The source of this encoder USDigital has several other devices which can emulate pots by actively providing an analog voltage “incremented or decremented” by a quadrature pulse train (edac2) or an analog voltage feedback of the rate of pulses per second(etach2).

Additionally these devices incorporate the ability to self calibrate via a precise index marker pulse.

By selecting your counts per revolution carefully you can tailor the precision of the output to the neccessary resolution.

Don’t be afraid of potentiometers. Do use the correct value (I think 2.5k is the best match for the RC - or is it 5k??). Linear taper, as eshteyn noted, is what you need.

Connect a pot to the RC - one end to red, the other end to black, and the center to white, hooked up to an analog input - and get a feel for what kind of information you can get from it. You will see values in the range of 0 to 1023, varying linearly (linear taper, remember?) with rotational position.
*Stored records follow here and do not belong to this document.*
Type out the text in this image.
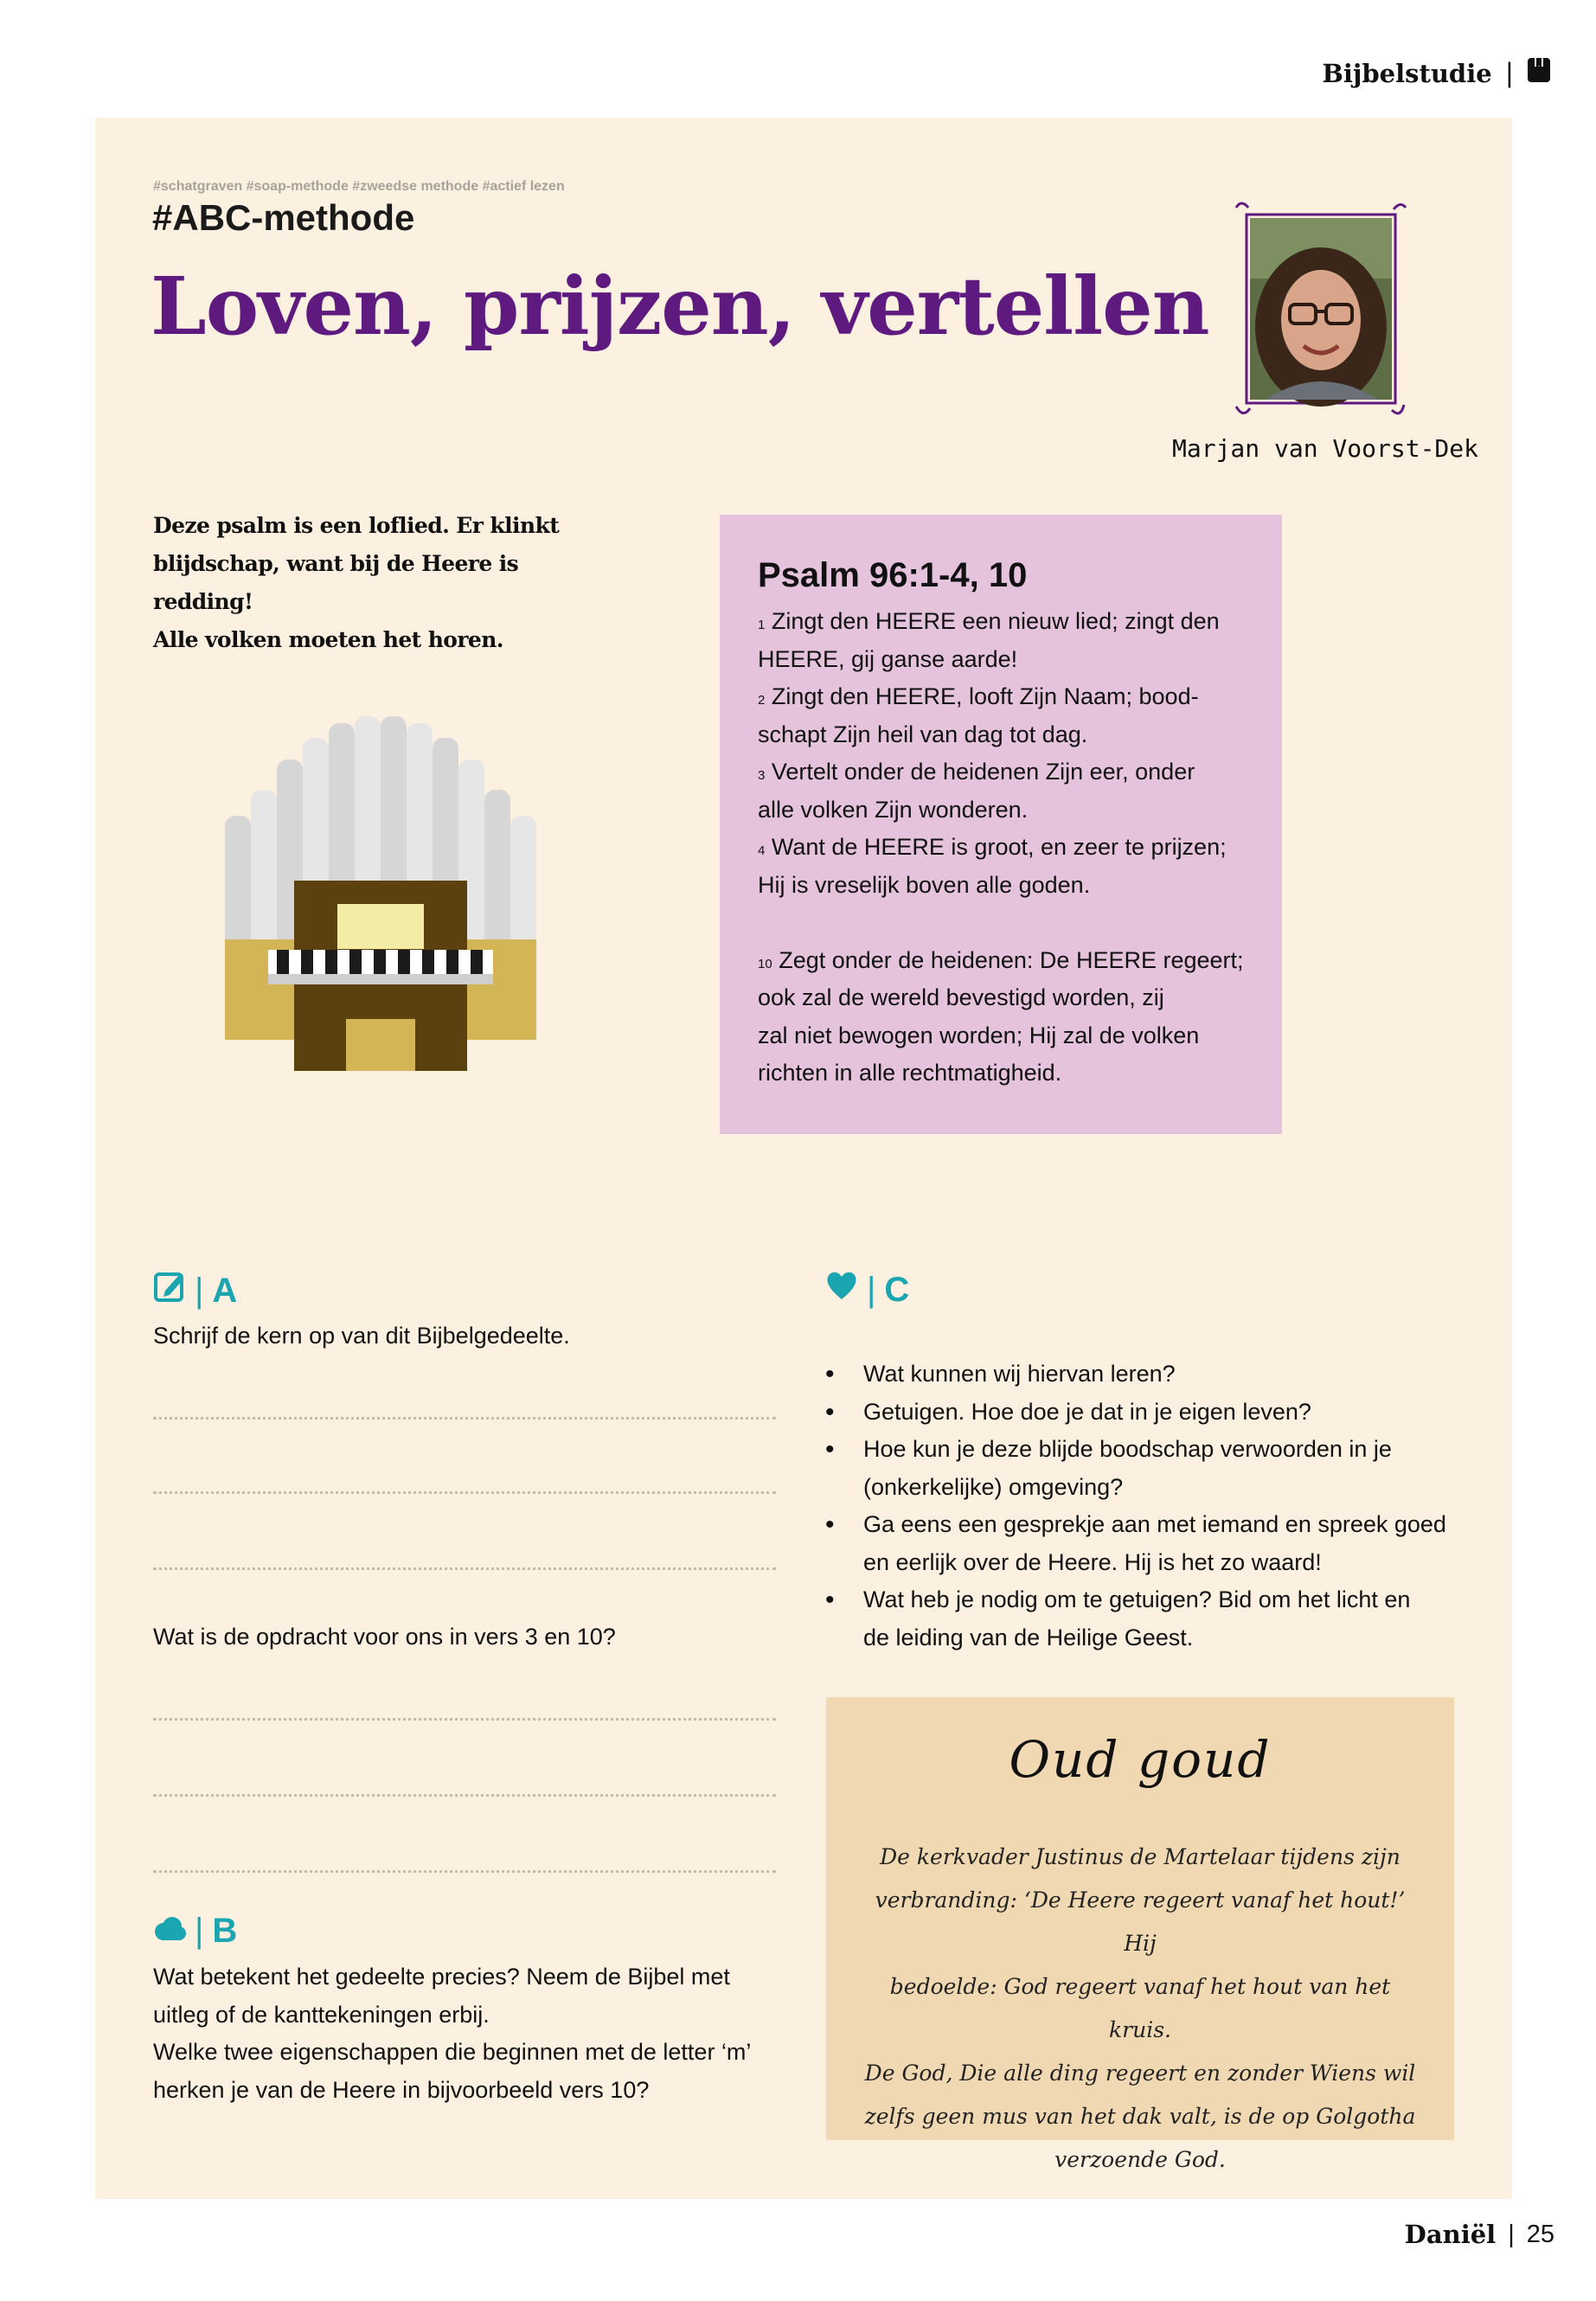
Bijbelstudie |
#schatgraven #soap-methode #zweedse methode #actief lezen
#ABC-methode
Loven, prijzen, vertellen
Marjan van Voorst-Dek
Deze psalm is een loflied. Er klinkt
blijdschap, want bij de Heere is redding!
Alle volken moeten het horen.
Psalm 96:1-4, 10
$^1$ Zingt den HEERE een nieuw lied; zingt den
HEERE, gij ganse aarde!
$^2$ Zingt den HEERE, looft Zijn Naam; bood-
schapt Zijn heil van dag tot dag.
$^3$ Vertelt onder de heidenen Zijn eer, onder
alle volken Zijn wonderen.
$^4$ Want de HEERE is groot, en zeer te prijzen;
Hij is vreselijk boven alle goden.
$^{10}$ Zegt onder de heidenen: De HEERE regeert;
ook zal de wereld bevestigd worden, zij
zal niet bewogen worden; Hij zal de volken
richten in alle rechtmatigheid.
| A
Schrijf de kern op van dit Bijbelgedeelte.
Wat is de opdracht voor ons in vers 3 en 10?
| B
Wat betekent het gedeelte precies? Neem de Bijbel met
uitleg of de kanttekeningen erbij.
Welke twee eigenschappen die beginnen met de letter ‘m’
herken je van de Heere in bijvoorbeeld vers 10?
| C
• Wat kunnen wij hiervan leren?
• Getuigen. Hoe doe je dat in je eigen leven?
• Hoe kun je deze blijde boodschap verwoorden in je
(onkerkelijke) omgeving?
• Ga eens een gesprekje aan met iemand en spreek goed
en eerlijk over de Heere. Hij is het zo waard!
• Wat heb je nodig om te getuigen? Bid om het licht en
de leiding van de Heilige Geest.
Oud goud
De kerkvader Justinus de Martelaar tijdens zijn
verbranding: ‘De Heere regeert vanaf het hout!’ Hij
bedoelde: God regeert vanaf het hout van het kruis.
De God, Die alle ding regeert en zonder Wiens wil
zelfs geen mus van het dak valt, is de op Golgotha
verzoende God.
Daniël | 25
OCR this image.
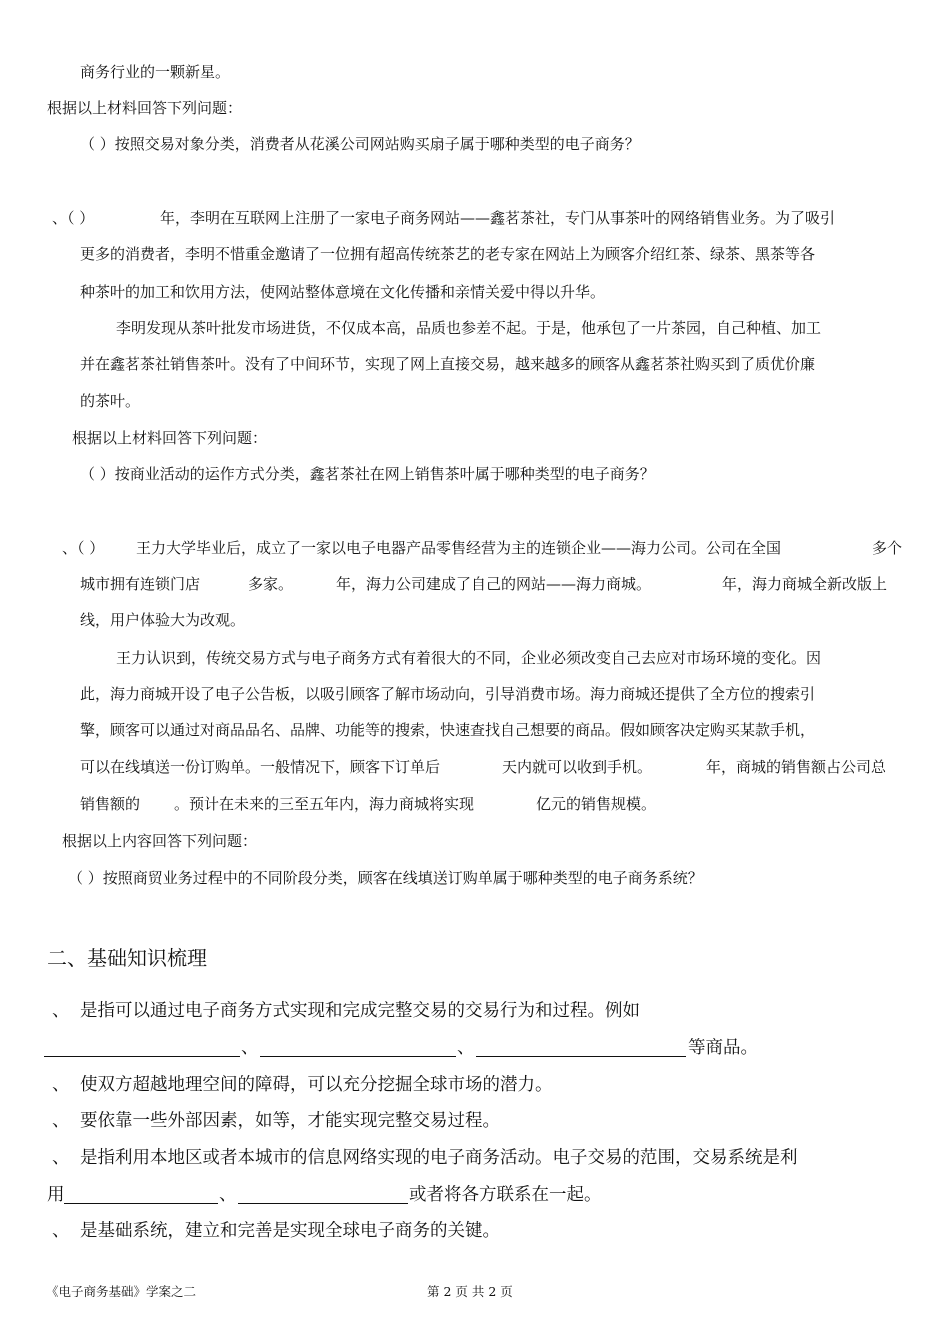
商务行业的一颗新星。
根据以上材料回答下列问题：
（ ）按照交易对象分类，消费者从花溪公司网站购买扇子属于哪种类型的电子商务？
、（ ）	年，李明在互联网上注册了一家电子商务网站——鑫茗茶社，专门从事茶叶的网络销售业务。为了吸引
更多的消费者，李明不惜重金邀请了一位拥有超高传统茶艺的老专家在网站上为顾客介绍红茶、绿茶、黑茶等各
种茶叶的加工和饮用方法，使网站整体意境在文化传播和亲情关爱中得以升华。
李明发现从茶叶批发市场进货，不仅成本高，品质也参差不起。于是，他承包了一片茶园，自己种植、加工
并在鑫茗茶社销售茶叶。没有了中间环节，实现了网上直接交易，越来越多的顾客从鑫茗茶社购买到了质优价廉
的茶叶。
根据以上材料回答下列问题：
（ ）按商业活动的运作方式分类，鑫茗茶社在网上销售茶叶属于哪种类型的电子商务？
、（ ） 王力大学毕业后，成立了一家以电子电器产品零售经营为主的连锁企业——海力公司。公司在全国	多个
城市拥有连锁门店	多家。	年，海力公司建成了自己的网站——海力商城。	年，海力商城全新改版上
线，用户体验大为改观。
王力认识到，传统交易方式与电子商务方式有着很大的不同，企业必须改变自己去应对市场环境的变化。因
此，海力商城开设了电子公告板，以吸引顾客了解市场动向，引导消费市场。海力商城还提供了全方位的搜索引
擎，顾客可以通过对商品品名、品牌、功能等的搜索，快速查找自己想要的商品。假如顾客决定购买某款手机，
可以在线填送一份订购单。一般情况下，顾客下订单后	天内就可以收到手机。	年，商城的销售额占公司总
销售额的 。预计在未来的三至五年内，海力商城将实现	亿元的销售规模。
根据以上内容回答下列问题：
（ ）按照商贸业务过程中的不同阶段分类，顾客在线填送订购单属于哪种类型的电子商务系统？
二、基础知识梳理
、 是指可以通过电子商务方式实现和完成完整交易的交易行为和过程。例如
、	、	等商品。
、 使双方超越地理空间的障碍，可以充分挖掘全球市场的潜力。
、 要依靠一些外部因素，如等，才能实现完整交易过程。
、 是指利用本地区或者本城市的信息网络实现的电子商务活动。电子交易的范围，交易系统是利
用	、	或者将各方联系在一起。
、 是基础系统，建立和完善是实现全球电子商务的关键。
《电子商务基础》学案之二	第 2 页 共 2 页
Pots are available with 360 degree rotation, but these often have a small dead zone, where no signal is available.

Absolute encoders are great, can get costly (Mouser 594-601-1045 is one example, $60, get the connector wire too), but feature true 360 rotation, no dead zone, reliability and precision.

Multi-turn post can be a good solution, but you can eventually run out of turns if you don’t enforce some kind of discipline on which way the wheels turn.

Running without pots (or similar) will lead to astoundingly poor performance.